Aquiles gives you a structured case log that captures it all.
Five entry types
Each entry in the case log has a purpose:
- Events — hearings, deadlines, key dates, procedural milestones
- Case facts — discovered facts with source attribution
- Communications — calls, emails, letters worth remembering
- Notes — your observations, strategy thoughts, open questions
- Documents — filed motions, received discovery, important exhibits
This isn’t just categorization for its own sake. The entry types feed into AI analysis — when you ask Aquiles to summarize the facts of your case, it knows which entries are facts and which are your strategic notes.
Initial Case Management Conference
Court set discovery deadline for April 30, 2026. Defendant requested 30-day extension for document production — denied. Next hearing scheduled for March 15.
Discrepancy in Employment Dates
Defendant's HR records show termination date of Sept 12, but the termination letter is dated Sept 8 — a 4-day gap that may indicate post-hoc documentation.
Call with Opposing Counsel
Discussed scope of document production. OC indicated client may produce additional emails from IT archive next week. Confirmed deposition schedule for February.
AI enrichment and reference generation
After logging an entry, the AI can generate:
- A concise summary of the entry
- Extracted key facts with relevance to your case theory
- Significance analysis — why this development might matter
Your raw notes become structured intelligence. A quick phone call log turns into a catalogued piece of your case narrative.

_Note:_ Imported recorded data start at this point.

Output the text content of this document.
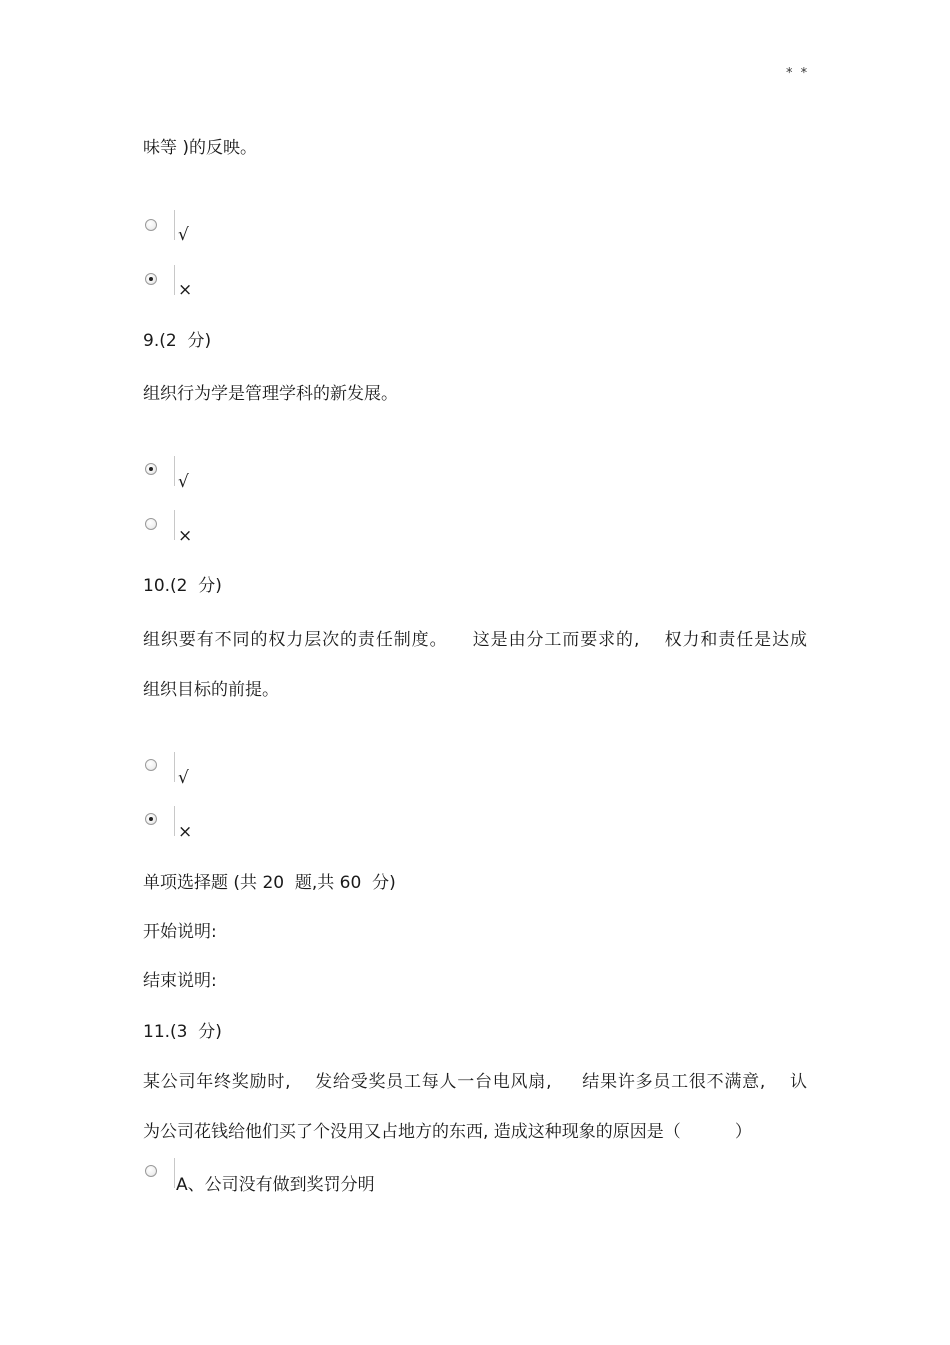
* *
味等 )的反映。
√
×
9.(2  分)
组织行为学是管理学科的新发展。
√
×
10.(2  分)
组织要有不同的权力层次的责任制度。    这是由分工而要求的,    权力和责任是达成
组织目标的前提。
√
×
单项选择题 (共 20  题,共 60  分)
开始说明:
结束说明:
11.(3  分)
某公司年终奖励时,    发给受奖员工每人一台电风扇,     结果许多员工很不满意,    认
为公司花钱给他们买了个没用又占地方的东西, 造成这种现象的原因是（          ）
A、公司没有做到奖罚分明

When you run AI tasks against your case log — extracting facts, building chronologies, identifying patterns — those outputs are saved as workspace references: searchable, reusable artifacts that live alongside your uploaded documents and grow more valuable over time.
Feeds your time tracking
Case log entries created during an active timer become part of the context the AI uses to generate billing descriptions. The events you logged, the facts you recorded, the communications you documented — they all inform the auto-generated description of what you did during that billable session.
Search, filter, and never lose a detail
As your case log grows (and it will), you need to find things fast. Filter by entry type, search by keyword, or scroll the chronological timeline. Everything is dated, everything is preserved, everything feeds into the AI’s understanding of your case.
The case log isn’t a feature bolted on to check a box. It’s a core part of how Aquiles thinks about your case — and how the AI retrieves relevant context when you ask a question.